Using the LibSVM, the bias term b is the rho. The decision value is the distance from the hyperplane.
I need to understand what defines this behavior. Does anyone understand that?
Running the following R script, you can see this behavior:
library(e1071)
library(mlbench)
data(Glass)
set.seed(2)
writeLines('separating training and testing samples')
testindex <- sort(sample(1:nrow(Glass), trunc(nrow(Glass)/3)))
training.samples <- Glass[-testindex, ]
testing.samples <- Glass[testindex, ]
writeLines('normalizing samples according to training samples between 0 and 1')
fnorm <- function(ran, data) {
(data - ran[1]) / (ran[2] - ran[1])
}
minmax <- data.frame(sapply(training.samples[, -10], range))
training.samples[, -10] <- mapply(fnorm, minmax, training.samples[, -10])
testing.samples[, -10] <- mapply(fnorm, minmax, testing.samples[, -10])
writeLines('making the dataset binary')
training.samples$Type <- factor((training.samples$Type == 1) * 1)
testing.samples$Type <- factor((testing.samples$Type == 1) * 1)
writeLines('training the SVM')
svm.model <- svm(Type ~ ., data=training.samples, cost=1, gamma=2**-5)
writeLines('predicting the SVM with outlier samples')
points = c(0, 0.8, 1, # non-outliers
1.5, -0.5, 2, -1, 2.5, -1.5, 3, -2, 10, -9) # outliers
outlier.samples <- t(sapply(points, function(p) rep(p, 9)))
svm.pred <- predict(svm.model, testing.samples[, -10], decision.values=TRUE)
svm.pred.outliers <- predict(svm.model, outlier.samples, decision.values=TRUE)
writeLines('') # printing
svm.pred.dv <- c(attr(svm.pred, 'decision.values'))
svm.pred.outliers.dv <- c(attr(svm.pred.outliers, 'decision.values'))

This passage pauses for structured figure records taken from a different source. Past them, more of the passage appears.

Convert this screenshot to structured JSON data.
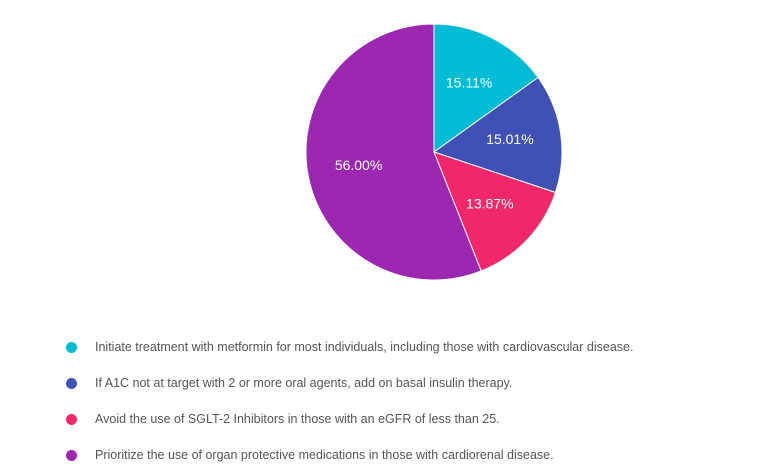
{
  "chart_data": {
    "type": "pie",
    "title": "",
    "slices": [
      {
        "label": "Initiate treatment with metformin for most individuals, including those with cardiovascular disease.",
        "value": 15.11,
        "display": "15.11%",
        "color": "#00bcd4"
      },
      {
        "label": "If A1C not at target with 2 or more oral agents, add on basal insulin therapy.",
        "value": 15.01,
        "display": "15.01%",
        "color": "#3f51b5"
      },
      {
        "label": "Avoid the use of SGLT-2 Inhibitors in those with an eGFR of less than 25.",
        "value": 13.87,
        "display": "13.87%",
        "color": "#f0286a"
      },
      {
        "label": "Prioritize the use of organ protective medications in those with cardiorenal disease.",
        "value": 56.0,
        "display": "56.00%",
        "color": "#9c27b0"
      }
    ],
    "start_angle": "12 o'clock",
    "direction": "clockwise",
    "legend_position": "bottom"
  }
}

names(svm.pred.outliers.dv) <- points
writeLines('test sample decision values')
print(head(svm.pred.dv))
writeLines('non-outliers and outliers decision values')

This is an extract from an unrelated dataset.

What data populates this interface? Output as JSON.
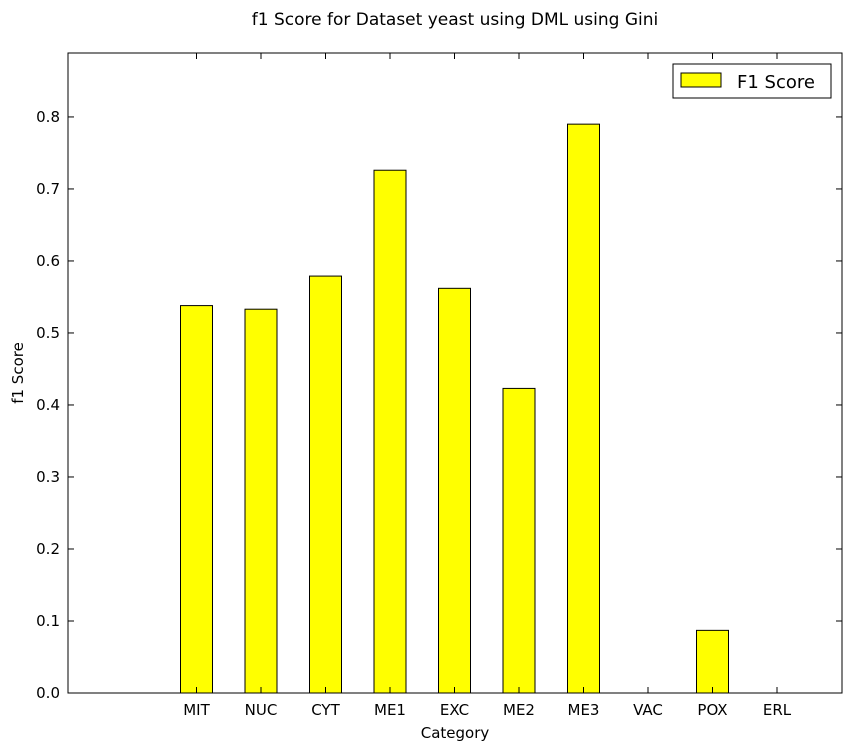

print(svm.pred.outliers.dv)
writeLines('svm.model$rho')
print(svm.model$rho)
writeLines('')
writeLines('<< setting svm.model$rho to 0 >>')

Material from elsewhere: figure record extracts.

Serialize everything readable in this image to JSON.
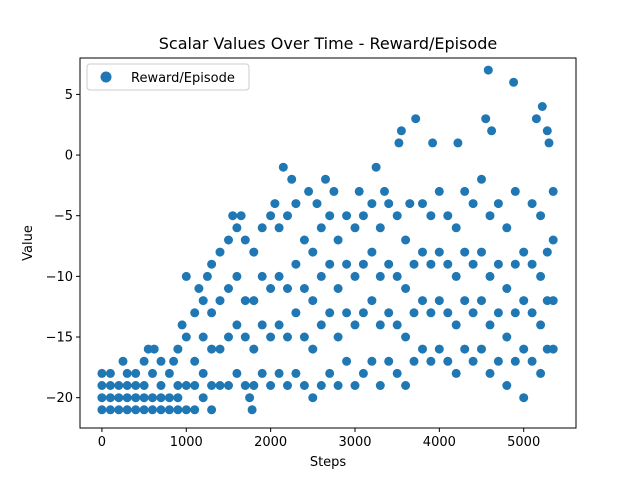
{
  "chart_data": {
    "type": "scatter",
    "title": "Scalar Values Over Time - Reward/Episode",
    "xlabel": "Steps",
    "ylabel": "Value",
    "xlim": [
      -260,
      5620
    ],
    "ylim": [
      -22.5,
      8.0
    ],
    "xticks": [
      0,
      1000,
      2000,
      3000,
      4000,
      5000
    ],
    "yticks": [
      -20,
      -15,
      -10,
      -5,
      0,
      5
    ],
    "grid": false,
    "legend_position": "upper-left",
    "color": "#1f77b4",
    "series": [
      {
        "name": "Reward/Episode",
        "points": [
          [
            0,
            -21
          ],
          [
            0,
            -20
          ],
          [
            0,
            -19
          ],
          [
            0,
            -18
          ],
          [
            100,
            -21
          ],
          [
            100,
            -20
          ],
          [
            100,
            -19
          ],
          [
            100,
            -18
          ],
          [
            200,
            -21
          ],
          [
            200,
            -20
          ],
          [
            200,
            -19
          ],
          [
            250,
            -17
          ],
          [
            300,
            -21
          ],
          [
            300,
            -20
          ],
          [
            300,
            -19
          ],
          [
            300,
            -18
          ],
          [
            400,
            -21
          ],
          [
            400,
            -20
          ],
          [
            400,
            -19
          ],
          [
            400,
            -18
          ],
          [
            500,
            -21
          ],
          [
            500,
            -20
          ],
          [
            500,
            -19
          ],
          [
            500,
            -17
          ],
          [
            550,
            -16
          ],
          [
            600,
            -21
          ],
          [
            600,
            -20
          ],
          [
            600,
            -18
          ],
          [
            620,
            -16
          ],
          [
            700,
            -21
          ],
          [
            700,
            -20
          ],
          [
            700,
            -19
          ],
          [
            700,
            -17
          ],
          [
            800,
            -21
          ],
          [
            800,
            -20
          ],
          [
            800,
            -18
          ],
          [
            850,
            -17
          ],
          [
            900,
            -21
          ],
          [
            900,
            -20
          ],
          [
            900,
            -19
          ],
          [
            900,
            -16
          ],
          [
            950,
            -14
          ],
          [
            1000,
            -21
          ],
          [
            1000,
            -19
          ],
          [
            1000,
            -15
          ],
          [
            1000,
            -10
          ],
          [
            1100,
            -21
          ],
          [
            1100,
            -19
          ],
          [
            1100,
            -17
          ],
          [
            1100,
            -13
          ],
          [
            1150,
            -11
          ],
          [
            1200,
            -20
          ],
          [
            1200,
            -18
          ],
          [
            1200,
            -15
          ],
          [
            1200,
            -12
          ],
          [
            1250,
            -10
          ],
          [
            1300,
            -21
          ],
          [
            1300,
            -19
          ],
          [
            1300,
            -16
          ],
          [
            1300,
            -13
          ],
          [
            1300,
            -9
          ],
          [
            1400,
            -19
          ],
          [
            1400,
            -16
          ],
          [
            1400,
            -12
          ],
          [
            1400,
            -8
          ],
          [
            1500,
            -19
          ],
          [
            1500,
            -15
          ],
          [
            1500,
            -11
          ],
          [
            1500,
            -7
          ],
          [
            1550,
            -5
          ],
          [
            1600,
            -18
          ],
          [
            1600,
            -14
          ],
          [
            1600,
            -10
          ],
          [
            1600,
            -6
          ],
          [
            1650,
            -5
          ],
          [
            1700,
            -19
          ],
          [
            1700,
            -15
          ],
          [
            1700,
            -12
          ],
          [
            1700,
            -7
          ],
          [
            1750,
            -20
          ],
          [
            1780,
            -21
          ],
          [
            1800,
            -19
          ],
          [
            1800,
            -16
          ],
          [
            1800,
            -12
          ],
          [
            1800,
            -8
          ],
          [
            1900,
            -18
          ],
          [
            1900,
            -14
          ],
          [
            1900,
            -10
          ],
          [
            1900,
            -6
          ],
          [
            2000,
            -19
          ],
          [
            2000,
            -15
          ],
          [
            2000,
            -11
          ],
          [
            2000,
            -5
          ],
          [
            2050,
            -4
          ],
          [
            2100,
            -18
          ],
          [
            2100,
            -14
          ],
          [
            2100,
            -10
          ],
          [
            2100,
            -6
          ],
          [
            2150,
            -1
          ],
          [
            2200,
            -19
          ],
          [
            2200,
            -15
          ],
          [
            2200,
            -11
          ],
          [
            2200,
            -5
          ],
          [
            2250,
            -2
          ],
          [
            2300,
            -18
          ],
          [
            2300,
            -13
          ],
          [
            2300,
            -9
          ],
          [
            2300,
            -4
          ],
          [
            2400,
            -19
          ],
          [
            2400,
            -15
          ],
          [
            2400,
            -11
          ],
          [
            2400,
            -7
          ],
          [
            2450,
            -3
          ],
          [
            2500,
            -20
          ],
          [
            2500,
            -16
          ],
          [
            2500,
            -12
          ],
          [
            2500,
            -8
          ],
          [
            2550,
            -4
          ],
          [
            2600,
            -19
          ],
          [
            2600,
            -14
          ],
          [
            2600,
            -10
          ],
          [
            2600,
            -6
          ],
          [
            2650,
            -2
          ],
          [
            2700,
            -18
          ],
          [
            2700,
            -13
          ],
          [
            2700,
            -9
          ],
          [
            2700,
            -5
          ],
          [
            2750,
            -3
          ],
          [
            2800,
            -19
          ],
          [
            2800,
            -15
          ],
          [
            2800,
            -11
          ],
          [
            2800,
            -7
          ],
          [
            2900,
            -17
          ],
          [
            2900,
            -13
          ],
          [
            2900,
            -9
          ],
          [
            2900,
            -5
          ],
          [
            3000,
            -19
          ],
          [
            3000,
            -14
          ],
          [
            3000,
            -10
          ],
          [
            3000,
            -6
          ],
          [
            3050,
            -3
          ],
          [
            3100,
            -18
          ],
          [
            3100,
            -13
          ],
          [
            3100,
            -9
          ],
          [
            3100,
            -5
          ],
          [
            3200,
            -17
          ],
          [
            3200,
            -12
          ],
          [
            3200,
            -8
          ],
          [
            3200,
            -4
          ],
          [
            3250,
            -1
          ],
          [
            3300,
            -19
          ],
          [
            3300,
            -14
          ],
          [
            3300,
            -10
          ],
          [
            3300,
            -6
          ],
          [
            3350,
            -3
          ],
          [
            3400,
            -17
          ],
          [
            3400,
            -13
          ],
          [
            3400,
            -9
          ],
          [
            3400,
            -4
          ],
          [
            3500,
            -18
          ],
          [
            3500,
            -14
          ],
          [
            3500,
            -10
          ],
          [
            3500,
            -5
          ],
          [
            3520,
            1
          ],
          [
            3550,
            2
          ],
          [
            3600,
            -19
          ],
          [
            3600,
            -15
          ],
          [
            3600,
            -11
          ],
          [
            3600,
            -7
          ],
          [
            3650,
            -4
          ],
          [
            3700,
            -17
          ],
          [
            3700,
            -13
          ],
          [
            3700,
            -9
          ],
          [
            3720,
            3
          ],
          [
            3800,
            -16
          ],
          [
            3800,
            -12
          ],
          [
            3800,
            -8
          ],
          [
            3800,
            -4
          ],
          [
            3900,
            -17
          ],
          [
            3900,
            -13
          ],
          [
            3900,
            -9
          ],
          [
            3900,
            -5
          ],
          [
            3920,
            1
          ],
          [
            4000,
            -16
          ],
          [
            4000,
            -12
          ],
          [
            4000,
            -8
          ],
          [
            4000,
            -3
          ],
          [
            4100,
            -17
          ],
          [
            4100,
            -13
          ],
          [
            4100,
            -9
          ],
          [
            4100,
            -5
          ],
          [
            4200,
            -18
          ],
          [
            4200,
            -14
          ],
          [
            4200,
            -10
          ],
          [
            4200,
            -6
          ],
          [
            4220,
            1
          ],
          [
            4300,
            -16
          ],
          [
            4300,
            -12
          ],
          [
            4300,
            -8
          ],
          [
            4300,
            -3
          ],
          [
            4400,
            -17
          ],
          [
            4400,
            -13
          ],
          [
            4400,
            -9
          ],
          [
            4400,
            -4
          ],
          [
            4500,
            -16
          ],
          [
            4500,
            -12
          ],
          [
            4500,
            -8
          ],
          [
            4500,
            -2
          ],
          [
            4550,
            3
          ],
          [
            4580,
            7
          ],
          [
            4600,
            -18
          ],
          [
            4600,
            -14
          ],
          [
            4600,
            -10
          ],
          [
            4600,
            -5
          ],
          [
            4620,
            2
          ],
          [
            4700,
            -17
          ],
          [
            4700,
            -13
          ],
          [
            4700,
            -9
          ],
          [
            4700,
            -4
          ],
          [
            4800,
            -19
          ],
          [
            4800,
            -15
          ],
          [
            4800,
            -11
          ],
          [
            4800,
            -6
          ],
          [
            4880,
            6
          ],
          [
            4900,
            -17
          ],
          [
            4900,
            -13
          ],
          [
            4900,
            -9
          ],
          [
            4900,
            -3
          ],
          [
            5000,
            -20
          ],
          [
            5000,
            -16
          ],
          [
            5000,
            -12
          ],
          [
            5000,
            -8
          ],
          [
            5100,
            -17
          ],
          [
            5100,
            -13
          ],
          [
            5100,
            -9
          ],
          [
            5100,
            -4
          ],
          [
            5150,
            3
          ],
          [
            5200,
            -18
          ],
          [
            5200,
            -14
          ],
          [
            5200,
            -10
          ],
          [
            5200,
            -5
          ],
          [
            5220,
            4
          ],
          [
            5280,
            -16
          ],
          [
            5280,
            -12
          ],
          [
            5280,
            -8
          ],
          [
            5280,
            2
          ],
          [
            5300,
            1
          ],
          [
            5350,
            -16
          ],
          [
            5350,
            -12
          ],
          [
            5350,
            -7
          ],
          [
            5350,
            -3
          ]
        ]
      }
    ]
  }
}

writeLines('predicting the SVM with outlier samples')
svm.model$rho <- 0
svm.pred <- predict(svm.model, testing.samples[, -10], decision.values=TRUE)
svm.pred.outliers <- predict(svm.model, outlier.samples, decision.values=TRUE)
writeLines('') # printing
svm.pred.dv <- c(attr(svm.pred, 'decision.values'))
svm.pred.outliers.dv <- c(attr(svm.pred.outliers, 'decision.values'))
names(svm.pred.outliers.dv) <- points
writeLines('test sample decision values')
print(head(svm.pred.dv))
writeLines('non-outliers and outliers decision values')
print(svm.pred.outliers.dv)
writeLines('svm.model$rho')
print(svm.model$rho)
Comments about the code:
It uses a dataset of 9 dimensions.
It splits the dataset into training and testing.
It normalizes the samples between 0 and 1 for all dimensions.
It makes the problem to be binary.
It fits a SVM model.
It predicts the testing samples, getting the decision values.
It predicts some synthetic (outlier) samples outside [0, 1] in the feature space, getting the decision values.
It shows that the decision value for outliers tends to be the negative of the bias term b generated by the model.
It sets the bias term b to 0.
It predicts the testing samples, getting the decision values.
It predicts some synthetic (outlier) samples outside [0, 1] in the feature space, getting the decision values.
It shows that the decision value for outliers tends to be 0.
Do you mean negative of the bias term instead of inverse?
The decision function of the SVM is sign(w^T x - rho), where rho is the bias term , w is the weight vector, and x is the input. But thats in the primal space / linear form. w^T x is replaced by our kernel function, which in this case is the RBF kernel.
The RBF kernel is defined as . So if the distance between two things is very large, then it gets squared - we get a huge number. γ is a positive number, so we are making our huge giant value a huge giant negative value. exp(-10) is already on the order of 5*10^-5, so for far away points the RBF kernel is going to become essentailly zero. If sample is far aware from all of your training data, than all of the kernel products will be nearly zero. that means w^T x will be nearly zero. And so what you are left with is essentially sign(0-rho), ie: the negative of your bias term.